Все дальнейшее в ее воспаленном воображении уже виделось как сплошной поток мытарств, в котором все они, выселенцы, чрезмерно борясь с течением, барахтались зря. Уж не было никаких иллюзий относительно конечного исхода выселения. Стало быть, сейчас следует противиться, используя для этого хоть малейший шанс; нужно непременно улизнуть куда-нибудь, улизнуть, покамест конвоиры еще не следили тщательно за каждым, не очухались, не озверели до крайности.

Поля, всегда отличавшаяся трезвостью своих суждений, сметливостью и решительностью, поделилась с Анной также тем соображением. И она примечала все. Она тоже углядела, как пытался Силин дважды или трижды остановить немецкие автомашины и, манипулируя какой-то бумажкой, о чем-то просил немцев, но они ему, видать, отказывали в его просьбе. Но позднее, когда она, Поля, спохватилась, его с семьей уже не было в колонне. Значит, где-то он удрал. Незамеченный. И Авдотьин тоже. С женой. Значит, что-то есть во всем этом такое, от чего необходимо избавиться скорей, пока не поздно. Это лучше, что соглядатай удрал. Развязались руки малость…

— То-то утречком я услышала, он еще хорохорился сомнительно.

— Метался?

— Да. Как трепло худое. А кишка, знать тонка.

— Памятливый… И запомнил плохо тем, кому гадость причинил.

— Он опять грозился пистолетом. На крайний случай. Тряс им: а вот это у меня на что? То ли у него немецкий, то ли отобранный у пленных красноармейцев — не могу сказать.

— Что он с одним пистолетом сделает? Собачья блажь!

— Нет, он в таком смысле говорил, чтобы, мол, пустить себе пулю, если что…

— Ах, вот как! Вон какая силища их перла, да и та обломалась, видно.

Большак петлял. Вдоль него, возле расставленных снегозадерживающих дощатых щитков, сохранившихся от довоенного еще времени, нанесло целые сугробы. Во время гонки кто-нибудь из идущих периодически заскакивал туда, в снеговые излучины, по нужде…

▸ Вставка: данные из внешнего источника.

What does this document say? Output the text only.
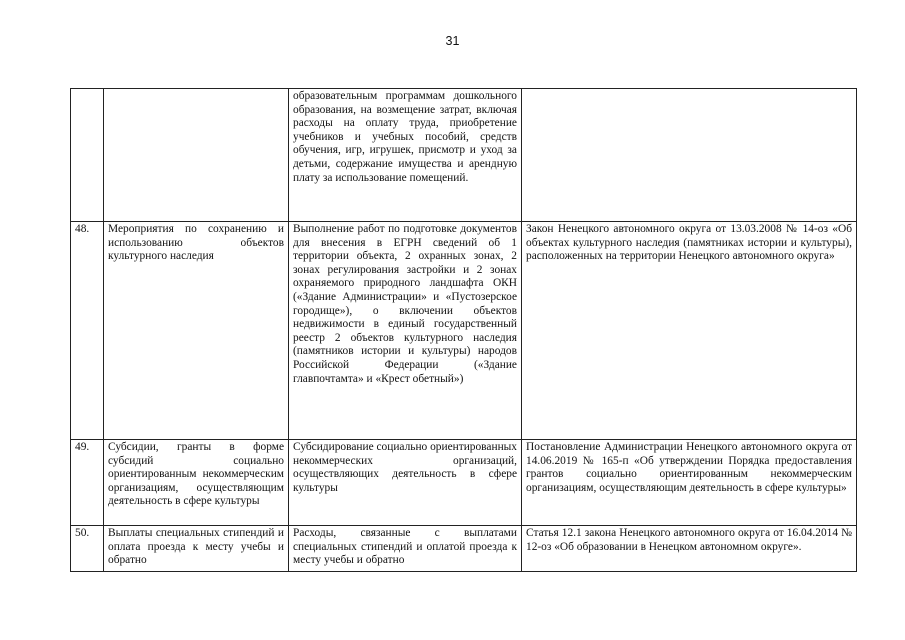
31
		образовательным программам дошкольного образования, на возмещение затрат, включая расходы на оплату труда, приобретение учебников и учебных пособий, средств обучения, игр, игрушек, присмотр и уход за детьми, содержание имущества и арендную плату за использование помещений.	
48.	Мероприятия по сохранению и использованию объектов культурного наследия	Выполнение работ по подготовке документов для внесения в ЕГРН сведений об 1 территории объекта, 2 охранных зонах, 2 зонах регулирования застройки и 2 зонах охраняемого природного ландшафта ОКН («Здание Администрации» и «Пустозерское городище»), о включении объектов недвижимости в единый государственный реестр 2 объектов культурного наследия (памятников истории и культуры) народов Российской Федерации («Здание главпочтамта» и «Крест обетный»)	Закон Ненецкого автономного округа от 13.03.2008 № 14-оз «Об объектах культурного наследия (памятниках истории и культуры), расположенных на территории Ненецкого автономного округа»
49.	Субсидии, гранты в форме субсидий социально ориентированным некоммерческим организациям, осуществляющим деятельность в сфере культуры	Субсидирование социально ориентированных некоммерческих организаций, осуществляющих деятельность в сфере культуры	Постановление Администрации Ненецкого автономного округа от 14.06.2019 № 165-п «Об утверждении Порядка предоставления грантов социально ориентированным некоммерческим организациям, осуществляющим деятельность в сфере культуры»
50.	Выплаты специальных стипендий и оплата проезда к месту учебы и обратно	Расходы, связанные с выплатами специальных стипендий и оплатой проезда к месту учебы и обратно	Статья 12.1 закона Ненецкого автономного округа от 16.04.2014 № 12-оз «Об образовании в Ненецком автономном округе».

Антону тоже приспичило сбегать туда. Он поскорее направился вперед, учитывая скорость движения колонны, и зашел в межсугробье. Из этого он попутно заключил, что вообще-то в одиночку, без вещей (усыпив тем самым бдительность конвоиров), можно запросто исчезнуть из колонны; но ведь важно сразу всем исчезнуть, чтоб не потеряться никому. Как же испариться нам от немцев наилучшим образом?

Занятый таким соображением, Антон поскорее возвращался заносом, вдоль щитков, составленных шалашиком — наклонно, уголки на уголки, когда внезапно натолкнулся на обснеженно-недвижное тело девушки в лиловом пальто. Открытые, застекленевшие глаза и покойно-строгое суженное лицо лежащей своим сожалеющим выражением словно пристыдило его в чем-то, в том, может быть, что жил он, занимался интересами пустыми, — он то увидел, хоть и мельком, потрясенный, впечатлительный.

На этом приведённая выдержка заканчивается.